Il ne faudrait pas non plus être surpris que ,par réflexe analogique, l’Enseignement supérieur s’en mêle: il suffit d’aller faire un tour à l’UCAD pour se faire une opinion forte sur ce qui reste du corps enseignant de Rang dit A ,c’est à dire les professeurs titulaires ,ceux qui ont reçu l’onction du CAMES et dont la plupart se retrouve avec au moins trente-cinq( 35) ans de carrière ; le tiers de çes enseignants n’est plus de ce monde; un autre tiers à fait valoir ses droits à une pension de retraite; le dernier tiers est concentré essentiellement à la faculté de Médecine ; allez demander en Faculté des sciences ,et surtout en Faculté des lettres et en faculté des sciences économiques et de gestion ,en faculté de droit, voire dans les écoles et instituts rattachés à l’université, combien en reste t- il ,en activité ,de ces professeurs chevronnés?
Il semblerait qu’en lettres, il y en a moins de 25 professeurs pour 45000 étudiants, en droit ,moins de 6 pour7000 étudiants, en Sciences économiques moins de quatre professeurs pour 6000 étudiants, et aucun professeur dans certains écoles et instituts….
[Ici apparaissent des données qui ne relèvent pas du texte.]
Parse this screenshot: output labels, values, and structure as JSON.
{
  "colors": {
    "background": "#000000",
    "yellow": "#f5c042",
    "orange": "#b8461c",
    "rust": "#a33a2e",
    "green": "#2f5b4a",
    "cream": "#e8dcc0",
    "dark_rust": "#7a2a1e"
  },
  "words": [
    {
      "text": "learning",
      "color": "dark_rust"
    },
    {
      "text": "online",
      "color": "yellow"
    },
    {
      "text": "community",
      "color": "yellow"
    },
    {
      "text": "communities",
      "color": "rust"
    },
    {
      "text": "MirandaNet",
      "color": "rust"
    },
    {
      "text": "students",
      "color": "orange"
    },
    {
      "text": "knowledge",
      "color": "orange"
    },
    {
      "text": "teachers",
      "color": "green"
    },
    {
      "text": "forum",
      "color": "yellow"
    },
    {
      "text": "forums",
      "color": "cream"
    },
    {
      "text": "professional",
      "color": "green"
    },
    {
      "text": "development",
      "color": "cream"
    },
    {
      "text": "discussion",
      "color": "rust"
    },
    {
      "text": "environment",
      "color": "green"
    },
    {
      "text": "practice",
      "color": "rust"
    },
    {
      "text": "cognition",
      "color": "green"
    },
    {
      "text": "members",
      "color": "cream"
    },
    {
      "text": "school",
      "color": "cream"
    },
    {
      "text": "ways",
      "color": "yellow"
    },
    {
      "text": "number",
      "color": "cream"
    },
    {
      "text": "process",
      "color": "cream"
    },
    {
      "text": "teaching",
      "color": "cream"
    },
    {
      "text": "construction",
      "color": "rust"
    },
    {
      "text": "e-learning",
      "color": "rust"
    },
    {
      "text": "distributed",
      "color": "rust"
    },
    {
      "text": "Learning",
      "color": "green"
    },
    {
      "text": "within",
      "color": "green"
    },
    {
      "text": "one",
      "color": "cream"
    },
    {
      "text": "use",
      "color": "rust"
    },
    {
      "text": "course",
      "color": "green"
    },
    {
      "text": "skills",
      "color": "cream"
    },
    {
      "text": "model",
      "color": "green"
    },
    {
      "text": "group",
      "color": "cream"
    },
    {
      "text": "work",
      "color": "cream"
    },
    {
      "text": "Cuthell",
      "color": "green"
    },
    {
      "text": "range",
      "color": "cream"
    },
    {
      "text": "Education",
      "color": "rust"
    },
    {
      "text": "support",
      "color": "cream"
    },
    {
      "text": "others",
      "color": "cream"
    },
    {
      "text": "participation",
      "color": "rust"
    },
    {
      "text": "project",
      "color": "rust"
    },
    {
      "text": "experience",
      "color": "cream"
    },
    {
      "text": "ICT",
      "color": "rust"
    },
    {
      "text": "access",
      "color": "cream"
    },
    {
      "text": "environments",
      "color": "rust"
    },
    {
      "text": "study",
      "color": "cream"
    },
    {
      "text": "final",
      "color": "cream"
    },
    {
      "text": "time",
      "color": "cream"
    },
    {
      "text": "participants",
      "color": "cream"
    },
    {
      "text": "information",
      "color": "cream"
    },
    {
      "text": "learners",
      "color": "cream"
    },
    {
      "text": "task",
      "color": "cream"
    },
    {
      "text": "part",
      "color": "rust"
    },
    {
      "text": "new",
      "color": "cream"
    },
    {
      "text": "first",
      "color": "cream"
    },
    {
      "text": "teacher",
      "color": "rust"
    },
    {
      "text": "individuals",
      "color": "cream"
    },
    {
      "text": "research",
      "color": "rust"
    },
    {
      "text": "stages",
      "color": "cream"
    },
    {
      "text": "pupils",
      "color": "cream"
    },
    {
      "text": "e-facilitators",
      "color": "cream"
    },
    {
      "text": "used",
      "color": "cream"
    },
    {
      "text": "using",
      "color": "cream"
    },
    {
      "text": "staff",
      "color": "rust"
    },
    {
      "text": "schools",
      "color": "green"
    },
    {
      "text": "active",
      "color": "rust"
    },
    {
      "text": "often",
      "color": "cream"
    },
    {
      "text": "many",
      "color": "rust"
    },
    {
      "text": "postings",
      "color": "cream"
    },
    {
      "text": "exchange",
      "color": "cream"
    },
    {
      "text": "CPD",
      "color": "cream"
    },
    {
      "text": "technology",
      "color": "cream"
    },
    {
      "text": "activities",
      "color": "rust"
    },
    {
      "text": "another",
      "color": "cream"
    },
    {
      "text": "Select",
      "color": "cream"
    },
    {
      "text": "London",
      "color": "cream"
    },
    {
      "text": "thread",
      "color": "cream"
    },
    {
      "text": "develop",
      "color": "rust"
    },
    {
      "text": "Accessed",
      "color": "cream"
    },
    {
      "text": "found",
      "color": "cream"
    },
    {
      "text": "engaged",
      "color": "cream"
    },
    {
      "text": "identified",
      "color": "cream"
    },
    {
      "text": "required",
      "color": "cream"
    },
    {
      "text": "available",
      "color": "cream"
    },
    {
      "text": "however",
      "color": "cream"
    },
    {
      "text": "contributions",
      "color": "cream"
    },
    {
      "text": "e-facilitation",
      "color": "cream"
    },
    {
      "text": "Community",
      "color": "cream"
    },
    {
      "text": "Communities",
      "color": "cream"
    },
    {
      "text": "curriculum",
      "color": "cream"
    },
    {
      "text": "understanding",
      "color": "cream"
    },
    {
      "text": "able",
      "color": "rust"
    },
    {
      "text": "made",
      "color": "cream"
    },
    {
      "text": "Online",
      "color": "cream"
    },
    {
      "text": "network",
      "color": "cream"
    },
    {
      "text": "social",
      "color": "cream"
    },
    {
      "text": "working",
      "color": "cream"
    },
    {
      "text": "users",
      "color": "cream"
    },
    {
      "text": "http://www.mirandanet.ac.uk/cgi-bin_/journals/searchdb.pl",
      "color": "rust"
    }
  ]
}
La réforme des grades intervenue récemment est une illusion d’optique qui tend à cacher la triste réalité que vivent dramatiquement aussi bien les étudiants que les enseignants, même si certains de ces derniers ( les assistants, les maîtres assistants) ont été promus de façon vertigineuse par le fait de la loi; c’est tout juste pour relever que si l’expérience est devenue peu présente au sein de la magistrature, elle est en train de disparaître à l’université ,sans que l’on ait pourtant senti le besoin de solliciter ou de réclamer pour les valeureux chevaliers de la Science une quelconque rallonge de carrière. Les universitaires (on aurait pu aussi solliciter n’importe quel autre » grand corps » de l’Etat)seraient-ils moins utiles que les magistrats ?
L’empressement à vouloir faire passer un texte contesté ne traduit-il pas une vilenie dont on ne veut pas dévoiler les contours entachés d’ignominie et de fourberie pour le plus grand mal de la justice ,des juges et de la citoyenneté ; la magistrature ne mérite pas cela, l’université de même, et demain non plus ,l’inspection générale d’Etat ou celle du Trésor ou des Douanes.
Les autorités doivent savoir raison garder et se ressaisir en évitant de susciter des conflits inutiles dont on pourrait se passer volontiers sans coup férir.